AUTHENTIC LEADERSHIP as described by Harrison Owen, and fostered by the Shambhala Institute, and taught by the McCarthy teamwork BootCamp is not procedural, nor founded in organizational authority, but emergent and so spontaneous.
Realizing that life – and organizations – are organic, with spontaneous connections and interplay, with surprises, apparent chaos, etc. working, perhaps invisibly, with, around, underneath the formally defined structure, provides a different perspective. This perspective doesn't have to completely replace the systemic view, in my opinion, but does need to become our default, or instinctive view, in spite of all prior organizational training and conditioning.

Harrison Owen describes beautifully the confusion and consternation possible among those brought up in the framework of the Whole System Hoax when confronted with Open Space Technology (OST) leading to authentic leadership. The freewheeling, self organizing that occurs in OST just goes completely against the grain for us nurtured in command and control, firm directive behaviour, keeping the ducks in a row even when doing something as gooey as “facilitating”.

In our systematic world we may stretch our minds and take the risk of assembling a team – carefully picked, mind you – to allow some brainstorming – bounded, of course – toward a solution - already identified by the boss. But, dang, even then it could get tricky and get out of control, er... out of hand, I mean... unproductive! Someone may start going off on a tangent to our well prepared session. And what if the boss – the FORMAL LEADER – doesn't like the results? That team is now history, and our facilitator's certificate is in the dumpster.

But in an OST environment there are just four nonsensical principles and one law – and then it's everyone for themselves. Authentic leadership simply emerges. YIKES!

Of course, just like so many great ideas and experiences, if you only read about them it doesn't seem reasonable that some useful outcome can result. OST, BootCamp, etc. sound good, make interesting reading, appeal to our intellect. Aircraft and bumblebees are fascinating concepts, but they won't really fly.

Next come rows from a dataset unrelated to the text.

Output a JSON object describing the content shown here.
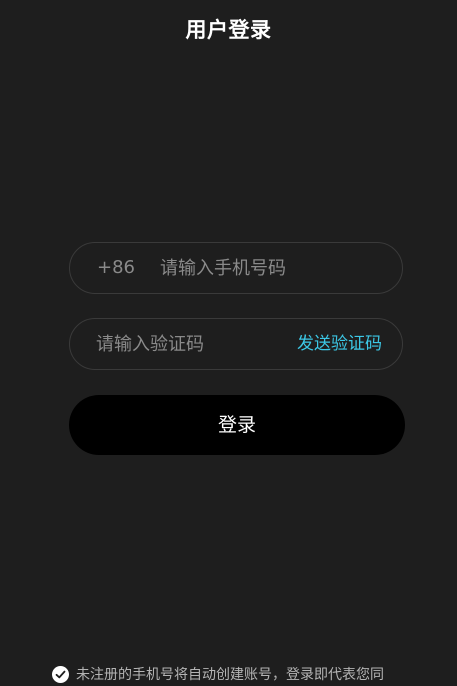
{
  "header": {
    "title": "用户登录"
  },
  "form": {
    "phone": {
      "country_code": "+86",
      "placeholder": "请输入手机号码",
      "value": ""
    },
    "code": {
      "placeholder": "请输入验证码",
      "value": "",
      "send_label": "发送验证码"
    },
    "submit_label": "登录"
  },
  "agreement": {
    "checked": true,
    "text": "未注册的手机号将自动创建账号，登录即代表您同"
  },
  "colors": {
    "background": "#1e1e1e",
    "accent": "#3cc8e6",
    "button": "#000000"
  }
}
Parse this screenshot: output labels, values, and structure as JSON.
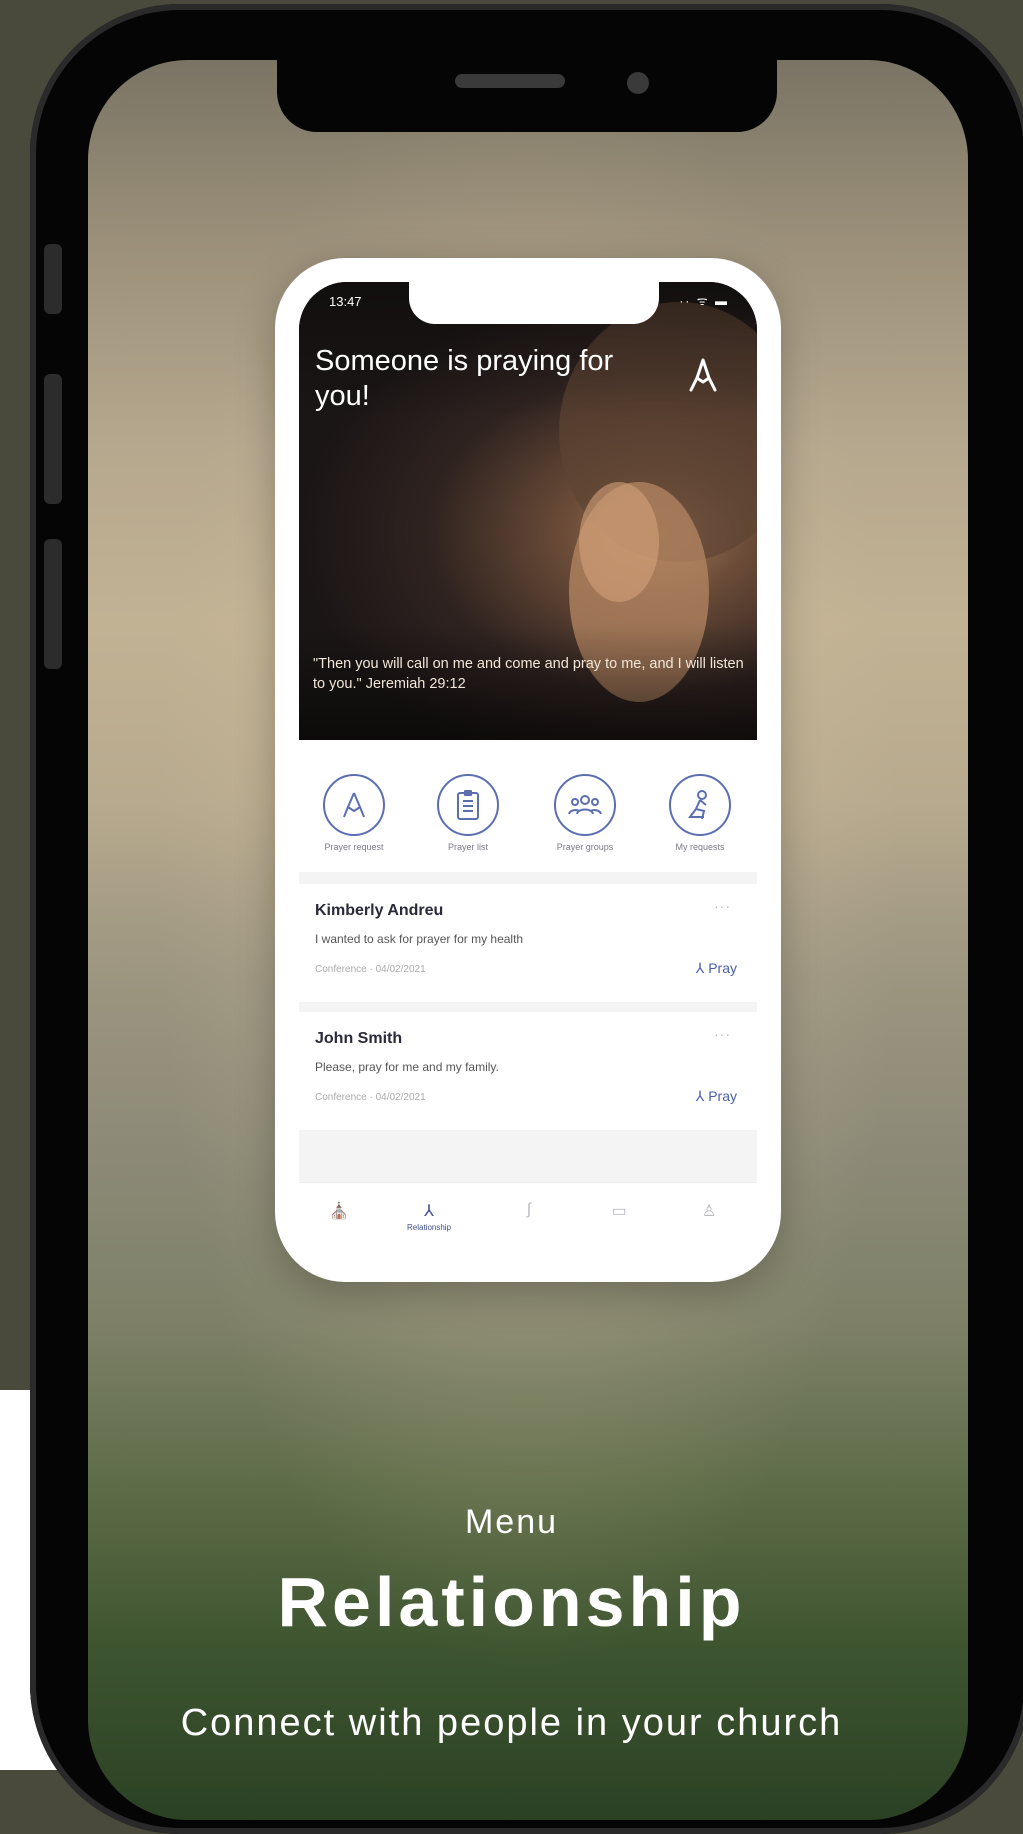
{
  "mockup": {
    "status_time": "13:47",
    "status_icons": "·· ᯤ ▬",
    "hero_title": "Someone is praying for you!",
    "hero_quote": "\"Then you will call on me and come and pray to me, and I will listen to you.\" Jeremiah 29:12",
    "actions": [
      {
        "label": "Prayer request",
        "icon": "praying-hands-icon"
      },
      {
        "label": "Prayer list",
        "icon": "clipboard-icon"
      },
      {
        "label": "Prayer groups",
        "icon": "group-icon"
      },
      {
        "label": "My requests",
        "icon": "kneeling-person-icon"
      }
    ],
    "requests": [
      {
        "name": "Kimberly Andreu",
        "message": "I wanted to ask for prayer for my health",
        "meta": "Conference · 04/02/2021",
        "more": "···",
        "pray_label": "Pray"
      },
      {
        "name": "John Smith",
        "message": "Please, pray for me and my family.",
        "meta": "Conference · 04/02/2021",
        "more": "···",
        "pray_label": "Pray"
      }
    ],
    "tabs": [
      {
        "icon": "church-icon",
        "label": ""
      },
      {
        "icon": "praying-hands-icon",
        "label": "Relationship"
      },
      {
        "icon": "signature-icon",
        "label": ""
      },
      {
        "icon": "bible-icon",
        "label": ""
      },
      {
        "icon": "profile-icon",
        "label": ""
      }
    ]
  },
  "caption": {
    "subtitle": "Menu",
    "title": "Relationship",
    "description": "Connect with people in your church"
  },
  "colors": {
    "accent": "#4b5fa8",
    "device": "#050505",
    "backdrop": "#4a4a3c"
  }
}
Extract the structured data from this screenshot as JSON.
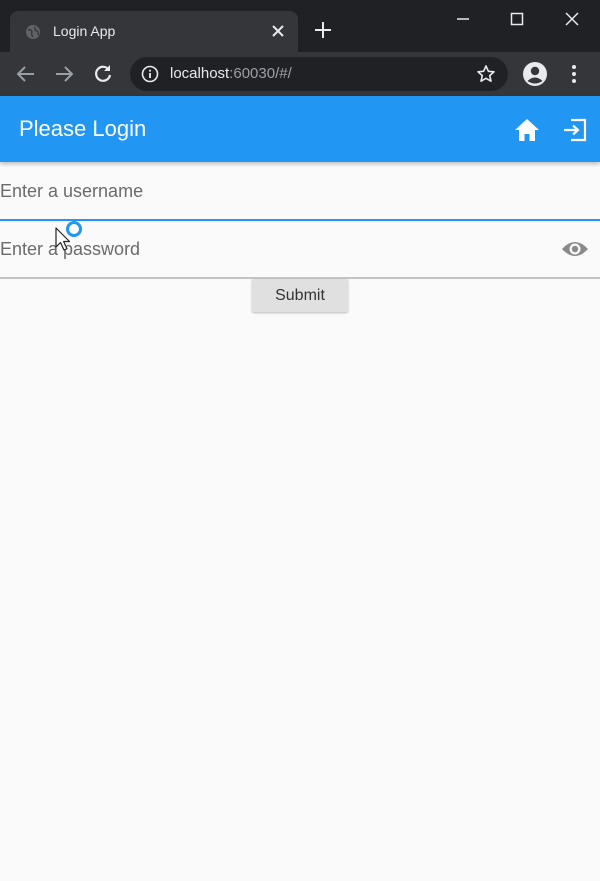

But as my wise friend and associate George Abbot during my Xerox life shared with me: A mind is like a parachute – it works best when it's open.
Or even: don't knock it 'till you've tried it.
Etc.

If, after 20 years of OST, 15 years of Stuart Kauffman's insight into self-organizing systems, as many years of the Core Protocols developed in teamwork BootCamps,... if we haven't yet heard of, learned about, digested, implemented, practiced Authentic Leadership, what will it take to do so?

1 comment:

Pixie Stevenson said...

Are you saying you wish the paradigm of formal leadership would change to authentic leadership?

What I meant in my last comment is that leadership is also a part of the organic, evolutionary, and every expanding process of life.

Have there been cycles in leadership? Is the current formal leaderhip a relic from the past that is now suffering the labor pains and transition of birth into authentic leadership? Are you midwifing a new era of leaders?